I am attempting to do some tabular autoencoding in Fast.ai using the ADULT_SAMPLE data. I am wanting my Y values to be the same as my X values when the model is finished, so I have the following:
dep_var = ['workclass', 'education', 'marital-status', 'occupation', 'relationship', 'race', 'age', 'fnlwgt', 'education-num']
cat_names = ['workclass', 'education', 'marital-status', 'occupation', 'relationship', 'race']
cont_names = ['age', 'fnlwgt', 'education-num']
procs = [FillMissing, Categorify, Normalize]
test = TabularList.from_df(df.iloc[800:1000].copy(), path=path, cat_names=cat_names, cont_names=cont_names)

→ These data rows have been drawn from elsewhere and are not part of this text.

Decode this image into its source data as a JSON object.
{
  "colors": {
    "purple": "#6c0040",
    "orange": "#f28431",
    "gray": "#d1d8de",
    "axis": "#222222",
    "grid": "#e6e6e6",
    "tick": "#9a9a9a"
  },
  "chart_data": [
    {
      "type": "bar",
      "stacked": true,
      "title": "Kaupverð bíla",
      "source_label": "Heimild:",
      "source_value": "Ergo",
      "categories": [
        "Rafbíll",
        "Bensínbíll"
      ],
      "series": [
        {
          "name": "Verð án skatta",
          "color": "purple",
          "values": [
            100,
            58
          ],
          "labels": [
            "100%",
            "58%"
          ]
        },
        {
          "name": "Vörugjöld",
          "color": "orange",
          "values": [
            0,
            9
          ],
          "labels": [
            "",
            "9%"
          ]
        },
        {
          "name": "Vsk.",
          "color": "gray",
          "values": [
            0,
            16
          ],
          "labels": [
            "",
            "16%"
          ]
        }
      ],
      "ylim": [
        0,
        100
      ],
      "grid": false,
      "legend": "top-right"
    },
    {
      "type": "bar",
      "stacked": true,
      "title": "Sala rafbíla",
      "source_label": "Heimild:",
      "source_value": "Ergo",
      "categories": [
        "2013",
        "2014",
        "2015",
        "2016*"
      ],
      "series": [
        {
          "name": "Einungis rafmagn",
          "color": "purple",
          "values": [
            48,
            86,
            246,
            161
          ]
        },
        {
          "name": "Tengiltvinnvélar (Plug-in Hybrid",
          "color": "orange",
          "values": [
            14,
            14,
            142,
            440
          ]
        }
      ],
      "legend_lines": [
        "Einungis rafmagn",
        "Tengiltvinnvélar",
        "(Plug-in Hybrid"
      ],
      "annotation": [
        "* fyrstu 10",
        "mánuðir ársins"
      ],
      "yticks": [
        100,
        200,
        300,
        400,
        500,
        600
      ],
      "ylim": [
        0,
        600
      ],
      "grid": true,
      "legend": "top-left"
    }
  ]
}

data = (TabularList.from_df(df, path=path, cat_names=cat_names, cont_names=cont_names, procs=procs)
.split_by_idx(list(range(800,1000)))
.label_from_df(dep_var)
.add_test(test)
.databunch())
However the creation of the databunch gives me:
AssertionError: You have NaN values in column(s) ['workclass', 'education', 'marital-status', 'occupation', 'relationship', 'race', 'age', 'fnlwgt', 'education-num'] of your dataframe, please fix it.
My question is how do I take the procs that were generated to fill the missing values in the databunch and then set my label_from to those generated values?
Thanks,
Zach